Orion Capital Corp., EBI's parent, conducts workplace inspections of potential clients, who usually have rising claims, before writing a policy. If the employer agrees to Orion's safety recommendations, the insurer provides coverage. "The key to success is to prevent the claim in the first place," says Michael A. Smith, a Lehman Brothers Inc. analyst. Orion targets "businesses where it can achieve very quick savings through improving safety." Then it maintains tight controls on claims expenses through teams of nurses, attorneys, claims representatives, and investigators.

MAIL-ORDER DRUGS. All of that pays off. Orion has lowered its expenses from $1.33 for every $1 in premiums in 1987 to $1.05 in 1992, vs. $1.21 for the industry, excluding investment income. "Our incentive to improve was one of company survival," explains Larry D. Hollen, Orion's executive vice-president.

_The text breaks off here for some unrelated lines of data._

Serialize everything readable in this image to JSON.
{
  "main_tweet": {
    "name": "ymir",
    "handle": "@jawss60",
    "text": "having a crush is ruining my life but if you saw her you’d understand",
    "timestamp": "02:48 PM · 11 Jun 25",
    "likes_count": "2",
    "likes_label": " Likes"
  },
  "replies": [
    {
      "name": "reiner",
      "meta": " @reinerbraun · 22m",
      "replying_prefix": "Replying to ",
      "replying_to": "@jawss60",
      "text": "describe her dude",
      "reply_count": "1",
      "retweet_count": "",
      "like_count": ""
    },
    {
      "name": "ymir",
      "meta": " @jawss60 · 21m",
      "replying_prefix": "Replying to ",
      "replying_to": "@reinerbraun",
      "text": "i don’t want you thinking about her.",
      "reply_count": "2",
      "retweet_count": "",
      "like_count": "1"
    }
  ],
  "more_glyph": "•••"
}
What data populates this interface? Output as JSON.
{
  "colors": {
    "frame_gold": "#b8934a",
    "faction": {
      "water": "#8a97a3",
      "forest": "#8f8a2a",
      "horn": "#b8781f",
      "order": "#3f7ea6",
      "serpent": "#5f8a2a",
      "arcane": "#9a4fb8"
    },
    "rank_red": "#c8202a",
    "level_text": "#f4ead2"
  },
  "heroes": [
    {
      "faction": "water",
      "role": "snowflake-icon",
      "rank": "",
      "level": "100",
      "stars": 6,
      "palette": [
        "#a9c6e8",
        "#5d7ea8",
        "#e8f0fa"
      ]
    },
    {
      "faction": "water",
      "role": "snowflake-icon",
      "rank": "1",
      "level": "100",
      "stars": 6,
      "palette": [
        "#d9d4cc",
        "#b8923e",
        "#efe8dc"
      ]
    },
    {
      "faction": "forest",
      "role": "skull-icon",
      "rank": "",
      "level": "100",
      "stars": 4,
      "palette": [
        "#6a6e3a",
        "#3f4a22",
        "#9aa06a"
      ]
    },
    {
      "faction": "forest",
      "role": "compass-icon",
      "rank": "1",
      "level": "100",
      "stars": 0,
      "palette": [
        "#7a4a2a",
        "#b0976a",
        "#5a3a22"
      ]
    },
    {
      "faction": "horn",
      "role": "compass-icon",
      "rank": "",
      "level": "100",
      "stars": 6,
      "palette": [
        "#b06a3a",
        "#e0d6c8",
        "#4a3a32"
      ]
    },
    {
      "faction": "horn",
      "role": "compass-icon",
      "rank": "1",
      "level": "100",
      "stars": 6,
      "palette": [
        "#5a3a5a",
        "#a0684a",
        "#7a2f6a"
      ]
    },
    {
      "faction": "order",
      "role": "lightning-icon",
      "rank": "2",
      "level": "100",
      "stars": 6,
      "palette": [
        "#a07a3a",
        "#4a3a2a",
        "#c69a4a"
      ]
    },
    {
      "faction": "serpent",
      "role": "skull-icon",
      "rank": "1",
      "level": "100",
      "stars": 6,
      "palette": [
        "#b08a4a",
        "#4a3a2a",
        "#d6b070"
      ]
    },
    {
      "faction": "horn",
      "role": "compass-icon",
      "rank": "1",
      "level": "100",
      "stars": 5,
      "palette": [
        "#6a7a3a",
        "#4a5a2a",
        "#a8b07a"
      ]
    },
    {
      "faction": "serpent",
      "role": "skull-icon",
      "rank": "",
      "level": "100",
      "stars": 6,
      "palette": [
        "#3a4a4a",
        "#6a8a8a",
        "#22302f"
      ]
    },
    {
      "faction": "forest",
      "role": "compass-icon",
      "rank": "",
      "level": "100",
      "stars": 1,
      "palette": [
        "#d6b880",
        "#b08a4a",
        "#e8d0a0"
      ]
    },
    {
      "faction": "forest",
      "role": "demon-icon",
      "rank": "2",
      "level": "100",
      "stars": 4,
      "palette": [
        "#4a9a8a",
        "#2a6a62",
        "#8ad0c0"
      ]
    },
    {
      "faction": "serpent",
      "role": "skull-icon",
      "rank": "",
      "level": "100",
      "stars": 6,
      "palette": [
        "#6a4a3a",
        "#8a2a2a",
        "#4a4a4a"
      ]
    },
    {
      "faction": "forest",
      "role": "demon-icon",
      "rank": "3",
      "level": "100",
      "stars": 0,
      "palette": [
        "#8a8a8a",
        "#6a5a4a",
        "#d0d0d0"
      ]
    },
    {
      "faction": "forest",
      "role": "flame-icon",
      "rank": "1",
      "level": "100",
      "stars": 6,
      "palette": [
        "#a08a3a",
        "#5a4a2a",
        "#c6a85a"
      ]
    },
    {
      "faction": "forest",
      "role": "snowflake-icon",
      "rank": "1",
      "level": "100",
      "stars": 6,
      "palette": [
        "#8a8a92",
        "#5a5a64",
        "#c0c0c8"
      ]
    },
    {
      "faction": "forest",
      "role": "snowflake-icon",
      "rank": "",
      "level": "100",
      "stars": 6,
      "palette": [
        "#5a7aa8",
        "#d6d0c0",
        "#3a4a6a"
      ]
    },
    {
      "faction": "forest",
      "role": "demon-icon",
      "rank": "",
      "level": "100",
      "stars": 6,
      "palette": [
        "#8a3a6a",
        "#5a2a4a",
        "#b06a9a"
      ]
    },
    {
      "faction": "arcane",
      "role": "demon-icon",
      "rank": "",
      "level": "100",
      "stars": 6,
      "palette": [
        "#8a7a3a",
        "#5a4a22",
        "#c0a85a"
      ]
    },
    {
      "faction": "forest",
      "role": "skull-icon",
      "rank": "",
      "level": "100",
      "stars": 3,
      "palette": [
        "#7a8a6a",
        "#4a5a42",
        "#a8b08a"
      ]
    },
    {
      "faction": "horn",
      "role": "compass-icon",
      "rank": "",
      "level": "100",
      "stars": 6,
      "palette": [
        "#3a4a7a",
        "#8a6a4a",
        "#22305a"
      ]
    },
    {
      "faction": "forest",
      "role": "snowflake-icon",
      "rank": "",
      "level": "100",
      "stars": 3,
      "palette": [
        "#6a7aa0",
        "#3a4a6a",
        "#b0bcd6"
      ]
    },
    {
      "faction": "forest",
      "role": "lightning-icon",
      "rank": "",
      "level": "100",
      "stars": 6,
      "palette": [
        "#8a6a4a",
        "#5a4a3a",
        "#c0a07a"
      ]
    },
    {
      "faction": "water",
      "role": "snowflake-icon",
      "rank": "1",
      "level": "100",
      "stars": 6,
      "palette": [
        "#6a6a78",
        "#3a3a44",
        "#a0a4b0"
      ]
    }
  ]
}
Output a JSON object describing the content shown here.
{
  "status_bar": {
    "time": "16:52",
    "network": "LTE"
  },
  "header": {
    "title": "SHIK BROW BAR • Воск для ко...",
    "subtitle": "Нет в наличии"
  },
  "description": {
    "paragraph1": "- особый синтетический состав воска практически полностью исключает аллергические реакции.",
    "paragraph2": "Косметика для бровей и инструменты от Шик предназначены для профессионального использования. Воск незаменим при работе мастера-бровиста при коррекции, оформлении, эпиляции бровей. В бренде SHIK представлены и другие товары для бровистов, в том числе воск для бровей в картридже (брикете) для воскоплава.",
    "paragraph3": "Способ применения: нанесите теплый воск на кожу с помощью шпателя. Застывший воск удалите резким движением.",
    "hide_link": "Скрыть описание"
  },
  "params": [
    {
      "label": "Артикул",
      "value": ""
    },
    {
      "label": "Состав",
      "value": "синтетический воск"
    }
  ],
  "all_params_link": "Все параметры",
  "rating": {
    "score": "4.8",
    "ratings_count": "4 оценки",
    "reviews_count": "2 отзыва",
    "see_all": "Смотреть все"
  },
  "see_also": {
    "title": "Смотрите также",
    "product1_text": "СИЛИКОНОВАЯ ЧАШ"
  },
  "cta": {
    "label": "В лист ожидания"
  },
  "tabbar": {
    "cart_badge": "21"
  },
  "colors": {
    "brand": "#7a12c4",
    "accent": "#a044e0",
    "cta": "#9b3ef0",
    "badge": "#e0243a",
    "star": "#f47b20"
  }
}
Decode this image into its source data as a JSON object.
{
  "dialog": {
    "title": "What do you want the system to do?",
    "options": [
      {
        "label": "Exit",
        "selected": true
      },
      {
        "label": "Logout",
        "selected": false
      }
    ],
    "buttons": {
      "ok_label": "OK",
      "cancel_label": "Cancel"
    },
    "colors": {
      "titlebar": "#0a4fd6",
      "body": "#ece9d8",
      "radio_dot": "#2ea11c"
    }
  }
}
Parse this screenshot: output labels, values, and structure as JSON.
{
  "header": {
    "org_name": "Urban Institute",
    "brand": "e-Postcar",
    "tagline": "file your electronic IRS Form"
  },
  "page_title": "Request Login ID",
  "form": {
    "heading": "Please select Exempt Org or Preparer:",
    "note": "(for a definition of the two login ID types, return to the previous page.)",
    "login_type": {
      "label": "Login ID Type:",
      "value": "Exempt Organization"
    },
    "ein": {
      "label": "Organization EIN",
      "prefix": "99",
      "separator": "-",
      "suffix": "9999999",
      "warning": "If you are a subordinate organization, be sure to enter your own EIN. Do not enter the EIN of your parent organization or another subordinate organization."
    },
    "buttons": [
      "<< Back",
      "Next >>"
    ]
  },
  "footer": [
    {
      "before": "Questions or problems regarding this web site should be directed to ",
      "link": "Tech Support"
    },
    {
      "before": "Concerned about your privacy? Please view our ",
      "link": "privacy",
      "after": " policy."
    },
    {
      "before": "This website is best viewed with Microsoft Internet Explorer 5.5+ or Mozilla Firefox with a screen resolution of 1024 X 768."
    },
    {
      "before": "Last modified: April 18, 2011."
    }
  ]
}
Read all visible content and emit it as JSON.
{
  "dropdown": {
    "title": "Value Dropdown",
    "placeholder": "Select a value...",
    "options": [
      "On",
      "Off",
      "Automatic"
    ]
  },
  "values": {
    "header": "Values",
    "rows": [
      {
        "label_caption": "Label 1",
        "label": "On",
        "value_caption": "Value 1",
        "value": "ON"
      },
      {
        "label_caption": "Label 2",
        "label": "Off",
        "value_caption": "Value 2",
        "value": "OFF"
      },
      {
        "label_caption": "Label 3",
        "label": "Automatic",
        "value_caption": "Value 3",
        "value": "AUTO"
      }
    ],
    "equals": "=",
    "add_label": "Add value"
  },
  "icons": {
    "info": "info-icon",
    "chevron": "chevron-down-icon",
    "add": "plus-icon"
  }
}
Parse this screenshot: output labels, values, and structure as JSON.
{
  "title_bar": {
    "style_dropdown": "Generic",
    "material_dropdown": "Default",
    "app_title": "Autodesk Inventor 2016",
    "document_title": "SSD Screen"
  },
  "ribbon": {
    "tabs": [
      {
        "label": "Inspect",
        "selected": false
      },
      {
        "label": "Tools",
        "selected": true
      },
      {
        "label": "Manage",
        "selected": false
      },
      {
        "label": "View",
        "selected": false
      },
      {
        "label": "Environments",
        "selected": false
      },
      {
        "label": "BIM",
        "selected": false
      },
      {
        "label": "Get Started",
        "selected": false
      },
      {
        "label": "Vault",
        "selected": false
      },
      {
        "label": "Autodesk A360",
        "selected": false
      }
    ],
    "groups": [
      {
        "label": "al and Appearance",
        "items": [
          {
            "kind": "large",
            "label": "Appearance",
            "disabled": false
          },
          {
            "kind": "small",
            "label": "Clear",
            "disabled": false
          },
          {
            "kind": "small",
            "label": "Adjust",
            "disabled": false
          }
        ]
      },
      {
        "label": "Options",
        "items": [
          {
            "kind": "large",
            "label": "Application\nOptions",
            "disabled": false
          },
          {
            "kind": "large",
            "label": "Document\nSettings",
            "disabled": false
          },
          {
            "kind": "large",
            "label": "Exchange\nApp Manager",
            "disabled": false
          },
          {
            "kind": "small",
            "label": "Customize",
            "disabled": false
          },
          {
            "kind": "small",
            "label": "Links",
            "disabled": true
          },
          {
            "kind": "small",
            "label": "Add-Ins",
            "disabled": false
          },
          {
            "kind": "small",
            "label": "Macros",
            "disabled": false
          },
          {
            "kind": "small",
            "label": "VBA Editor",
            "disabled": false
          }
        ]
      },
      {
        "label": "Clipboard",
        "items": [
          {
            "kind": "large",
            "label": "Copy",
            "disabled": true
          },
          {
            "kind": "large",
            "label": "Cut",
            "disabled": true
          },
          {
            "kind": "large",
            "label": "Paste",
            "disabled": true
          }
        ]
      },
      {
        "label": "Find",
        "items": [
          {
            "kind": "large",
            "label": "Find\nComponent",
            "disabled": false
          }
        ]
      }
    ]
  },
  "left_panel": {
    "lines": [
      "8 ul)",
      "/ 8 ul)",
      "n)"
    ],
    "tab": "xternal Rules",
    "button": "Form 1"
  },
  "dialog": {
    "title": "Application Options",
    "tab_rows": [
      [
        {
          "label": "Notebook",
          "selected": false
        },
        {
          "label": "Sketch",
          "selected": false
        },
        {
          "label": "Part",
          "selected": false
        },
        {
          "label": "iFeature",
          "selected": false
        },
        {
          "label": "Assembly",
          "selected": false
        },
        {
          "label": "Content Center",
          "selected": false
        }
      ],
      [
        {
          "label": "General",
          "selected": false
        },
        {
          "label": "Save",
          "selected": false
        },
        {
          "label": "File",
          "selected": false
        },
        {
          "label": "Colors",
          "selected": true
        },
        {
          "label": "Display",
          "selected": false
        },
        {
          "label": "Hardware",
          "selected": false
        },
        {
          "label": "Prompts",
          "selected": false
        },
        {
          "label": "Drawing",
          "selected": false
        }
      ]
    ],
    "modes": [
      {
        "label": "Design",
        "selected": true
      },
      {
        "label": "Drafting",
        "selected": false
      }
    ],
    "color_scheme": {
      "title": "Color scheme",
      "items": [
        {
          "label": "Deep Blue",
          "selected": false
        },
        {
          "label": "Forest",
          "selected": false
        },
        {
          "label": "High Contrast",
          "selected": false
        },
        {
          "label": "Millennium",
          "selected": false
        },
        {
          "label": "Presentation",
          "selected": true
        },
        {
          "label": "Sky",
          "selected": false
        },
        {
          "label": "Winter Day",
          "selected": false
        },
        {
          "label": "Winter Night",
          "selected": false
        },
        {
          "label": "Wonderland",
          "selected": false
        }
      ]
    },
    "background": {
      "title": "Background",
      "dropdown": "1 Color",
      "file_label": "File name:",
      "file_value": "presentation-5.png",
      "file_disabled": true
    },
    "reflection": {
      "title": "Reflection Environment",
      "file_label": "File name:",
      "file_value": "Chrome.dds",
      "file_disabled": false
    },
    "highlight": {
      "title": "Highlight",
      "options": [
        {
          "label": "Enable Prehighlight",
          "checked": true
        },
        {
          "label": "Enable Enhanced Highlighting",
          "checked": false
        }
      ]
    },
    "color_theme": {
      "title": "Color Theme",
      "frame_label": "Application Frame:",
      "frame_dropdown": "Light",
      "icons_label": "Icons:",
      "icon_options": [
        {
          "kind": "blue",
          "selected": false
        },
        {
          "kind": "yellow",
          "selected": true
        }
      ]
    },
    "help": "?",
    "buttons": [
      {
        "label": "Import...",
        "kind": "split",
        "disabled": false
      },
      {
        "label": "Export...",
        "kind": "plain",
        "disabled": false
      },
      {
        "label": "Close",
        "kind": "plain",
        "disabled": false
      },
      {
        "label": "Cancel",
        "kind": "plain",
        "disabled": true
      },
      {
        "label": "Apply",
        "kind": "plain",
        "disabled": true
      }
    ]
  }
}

Even multiline insurers, which have long offered workers' comp coverage as a convenience to clients, are changing. Take Travelers Corp. In 1988, its expenses topped the industry average. But in 1989, the Hartford insurer became one of the first to invest in managed-care plans to treat injured workers. And it's saving 25% off drug expenses through Tampa-based Pharmacy Management Services Inc., which mails prescriptions directly to injured workers.

Such steps aren't cheap. Travelers has spent more than $100 million to improve results, says Richard W. Palczynski, a senior vice-president. But its costs decreased from $1.18 for every $1 in premiums in 1988 to $1.05 in 1992 and should be equal to that or lower this year. How well workers' comp performs is important to Travelers' bottom line: It is 66% of the insurer's $4.5 billion commercial insurance business.

The Clinton health-reform plan, though, could upset these moves. It recommends creating a commission to study merging workers' compensation with health insurance, which could undermine insurers' role. Insurers now worry their years of efforts could wind up being too little, too late.

      TRAVELERS Hired more than 600 workers' compensation claims employees, reducing 
      individual case load by 50%. Also added 350 utilization-review nurses.
      ITT HARTFORD Set up a toll-free telephone line for employers to report 
      workplace injuries. Early reports reduced payouts by 33%.
      ORION CAPITAL Employs teams including nurses, attorneys, and investigators to 
      determine whether a prospective client is committed to reducing costs.
      CONTINENTAL Uses ergonomists to review tasks at businesses it insures and 
      recommend changes to reduce work-related injuries.